We are lucky that the village where we live has a lovely primary school that has a very good reputation and every year they hold a Duck Race – a fundraising event for the school.  I’ve actually been blogging about the event for years in my old blog, even before T was born and always participated by purchasing plastic ducks.  We never won of course.  Little did we know that in the years to come, we would have a little girl who would someday go to that lovely school.

So two sundays ago, down we plodded to the village with T and her best friend F (his parents volunteered to handle the playschool booth).  The weather was great and we all had such a lovely time.

The event started off with a funny magic show and a talent show that showcased the lovely students of the Boscastle Primary School.

There were kids who sang individually and as a group. There were also kids who played the strings and of course, what’s a talent show without any dance numbers?

My husband and I were really impressed with the event.  Everyone was present to give support, from the kids who participated, to the parents and classmates who were present in the crowd to give applause to their fellow students.  Of course, there were also locals (like us) and tourists too.

Our favourite human-fruit machine was also present, face-painting, a bouncy castle, a skittles alley and numerous booths that sold cakes and other food, drinks, as well as other stuff.

T and F thoroughly enjoyed the event and they both had their faces painted for the first time.  When asked what she wanted, T quickly chose a pig face (because it was pink) and F had a tiger face.

After all that, we chose a spot by the river to await the major event – the duck race!

There was no sign of T’s ducks, nor of F’s ducks in the finish line, someday we hope to be able to purchase a duck that will win the race for us.

I’m happy to report that no ducks were harmed during the race.

And this little piggy ran happily all the way home.

What have you been doing in this Lovely Sunshine …

especially for those  of you who like us live in a place where it could be a bit of a rarity like old Blighty?  Not anymore, folks! The beautiful sunshine seems here to stay for err… a bit.  See for yourself:

Apparently it was so hot in the center court in Wimbledon (where Andy Murray made history and won the much coveted cup yesterday.  Well done!) – the thermometer there read 40 degrees!
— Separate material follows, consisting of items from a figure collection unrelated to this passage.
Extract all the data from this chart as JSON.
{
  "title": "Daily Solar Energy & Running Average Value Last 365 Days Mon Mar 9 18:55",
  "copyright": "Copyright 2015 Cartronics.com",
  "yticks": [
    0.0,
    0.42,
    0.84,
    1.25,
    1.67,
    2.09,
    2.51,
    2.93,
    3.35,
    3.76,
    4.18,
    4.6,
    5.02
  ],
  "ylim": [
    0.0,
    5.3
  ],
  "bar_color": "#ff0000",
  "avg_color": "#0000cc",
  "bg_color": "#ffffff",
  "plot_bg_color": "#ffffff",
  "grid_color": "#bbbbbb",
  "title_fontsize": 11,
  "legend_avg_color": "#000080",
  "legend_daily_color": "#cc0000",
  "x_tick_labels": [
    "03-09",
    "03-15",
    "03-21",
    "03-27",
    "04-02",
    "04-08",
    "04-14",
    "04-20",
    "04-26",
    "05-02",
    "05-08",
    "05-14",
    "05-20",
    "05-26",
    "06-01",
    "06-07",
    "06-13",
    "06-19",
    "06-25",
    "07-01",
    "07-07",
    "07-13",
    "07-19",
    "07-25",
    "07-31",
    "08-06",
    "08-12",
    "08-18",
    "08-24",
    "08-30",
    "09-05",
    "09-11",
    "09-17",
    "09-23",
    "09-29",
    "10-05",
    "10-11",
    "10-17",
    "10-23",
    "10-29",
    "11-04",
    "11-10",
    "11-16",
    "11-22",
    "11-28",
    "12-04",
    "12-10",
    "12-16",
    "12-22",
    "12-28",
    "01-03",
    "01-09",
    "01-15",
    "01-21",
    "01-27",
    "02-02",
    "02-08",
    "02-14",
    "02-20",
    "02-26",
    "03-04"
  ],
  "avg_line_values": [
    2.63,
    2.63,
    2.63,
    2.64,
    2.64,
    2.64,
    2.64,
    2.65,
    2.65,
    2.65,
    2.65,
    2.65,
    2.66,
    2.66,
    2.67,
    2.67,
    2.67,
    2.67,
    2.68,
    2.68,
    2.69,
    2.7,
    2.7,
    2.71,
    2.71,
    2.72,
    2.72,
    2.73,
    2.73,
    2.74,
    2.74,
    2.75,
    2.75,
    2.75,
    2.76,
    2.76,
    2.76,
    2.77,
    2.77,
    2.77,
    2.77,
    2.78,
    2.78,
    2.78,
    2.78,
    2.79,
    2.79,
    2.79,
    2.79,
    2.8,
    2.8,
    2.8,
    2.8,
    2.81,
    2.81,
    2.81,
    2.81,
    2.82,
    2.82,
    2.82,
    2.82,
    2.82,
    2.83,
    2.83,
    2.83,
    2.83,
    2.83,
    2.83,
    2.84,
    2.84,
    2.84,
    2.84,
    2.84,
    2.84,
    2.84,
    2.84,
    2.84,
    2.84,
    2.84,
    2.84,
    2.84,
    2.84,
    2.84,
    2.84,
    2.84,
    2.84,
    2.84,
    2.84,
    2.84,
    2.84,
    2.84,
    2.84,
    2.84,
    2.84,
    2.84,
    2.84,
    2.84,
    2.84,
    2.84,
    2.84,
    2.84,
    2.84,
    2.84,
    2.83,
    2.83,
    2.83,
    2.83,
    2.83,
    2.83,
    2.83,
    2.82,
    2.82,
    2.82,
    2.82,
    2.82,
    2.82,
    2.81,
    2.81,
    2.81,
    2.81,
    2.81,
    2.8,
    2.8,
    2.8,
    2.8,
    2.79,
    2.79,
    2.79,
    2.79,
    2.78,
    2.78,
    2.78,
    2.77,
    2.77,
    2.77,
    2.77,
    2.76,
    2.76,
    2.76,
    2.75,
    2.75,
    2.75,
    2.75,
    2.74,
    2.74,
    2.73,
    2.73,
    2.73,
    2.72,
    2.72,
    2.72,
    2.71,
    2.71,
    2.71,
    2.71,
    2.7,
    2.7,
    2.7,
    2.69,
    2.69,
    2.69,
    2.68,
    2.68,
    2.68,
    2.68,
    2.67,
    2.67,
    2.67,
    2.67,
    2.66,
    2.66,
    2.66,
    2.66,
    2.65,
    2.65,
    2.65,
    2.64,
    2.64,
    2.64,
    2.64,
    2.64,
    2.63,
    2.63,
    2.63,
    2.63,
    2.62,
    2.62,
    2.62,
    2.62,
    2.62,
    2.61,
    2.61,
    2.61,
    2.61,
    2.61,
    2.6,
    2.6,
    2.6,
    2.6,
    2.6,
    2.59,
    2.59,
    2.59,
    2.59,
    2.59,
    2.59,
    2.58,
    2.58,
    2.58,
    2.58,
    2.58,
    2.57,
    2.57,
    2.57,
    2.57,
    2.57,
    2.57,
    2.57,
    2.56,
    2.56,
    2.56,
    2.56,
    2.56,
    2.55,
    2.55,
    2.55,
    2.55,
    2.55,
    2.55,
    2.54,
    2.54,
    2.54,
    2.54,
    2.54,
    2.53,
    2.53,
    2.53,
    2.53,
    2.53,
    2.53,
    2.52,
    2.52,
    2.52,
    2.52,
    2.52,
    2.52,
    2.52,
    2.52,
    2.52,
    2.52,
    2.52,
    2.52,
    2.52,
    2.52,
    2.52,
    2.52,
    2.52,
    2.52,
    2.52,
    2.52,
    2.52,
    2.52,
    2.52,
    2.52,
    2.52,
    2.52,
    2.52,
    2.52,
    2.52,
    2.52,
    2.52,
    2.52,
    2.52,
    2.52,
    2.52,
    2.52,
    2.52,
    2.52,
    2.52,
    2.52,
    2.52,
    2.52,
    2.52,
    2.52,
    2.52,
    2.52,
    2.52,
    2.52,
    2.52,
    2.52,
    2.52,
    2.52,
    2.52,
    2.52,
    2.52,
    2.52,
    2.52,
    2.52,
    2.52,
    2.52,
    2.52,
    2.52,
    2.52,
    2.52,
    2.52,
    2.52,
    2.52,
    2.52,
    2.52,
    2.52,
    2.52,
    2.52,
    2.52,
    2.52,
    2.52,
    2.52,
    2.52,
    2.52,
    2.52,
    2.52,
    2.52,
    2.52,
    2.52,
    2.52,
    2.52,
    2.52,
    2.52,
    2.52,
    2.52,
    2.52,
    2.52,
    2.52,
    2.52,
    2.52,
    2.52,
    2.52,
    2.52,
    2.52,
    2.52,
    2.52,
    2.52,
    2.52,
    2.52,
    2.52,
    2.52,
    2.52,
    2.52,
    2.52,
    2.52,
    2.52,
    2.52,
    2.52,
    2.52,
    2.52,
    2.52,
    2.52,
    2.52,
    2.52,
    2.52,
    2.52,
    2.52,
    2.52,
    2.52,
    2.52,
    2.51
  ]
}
Here in our little village, we were out and enjoying ourselves in the annual Boscastle Duck race.  Would love to write more about the event, but I’ll have to pass for now because we’ve been summoned to the beach!  We are bringing the BBQ and Pimms.  See you there!

A Whinge-less Post

After my last entry, I’m happy to report that the weather has improved and temperature has dropped.  In fact since the sun was up, it was actually possible to have a meal outside, wearing only a light cardigan.  T even refused to wear hers and was playing around with her friends in her shorts and a long-sleeved shirt.

T with her friends.

Yes, the day was glorious, so we had breakfast out with some friends and their kids at our favourite hang-out, the Boscastle Farm shop as mentioned here.  That’s another thing worth mentioning about the English weather – unpredictable.  One minute it’s cold, dreary and dreadful.  The next, it’s sunshiny and absolutely lovely.

I had the full English breakfast which as you see consists of two eggs, bacon, sausage, fried potatoes, tomato, mushrooms and two pieces of toast.  Yummy!  The food in the farm shop all comes from local produce which makes the meals even more special.  If you’re in the area, come and visit!

T with her best-friend enjoying the sun.

Of course, this won’t last, but the trick there is to make the most of the good sunshiny weather when it’s there.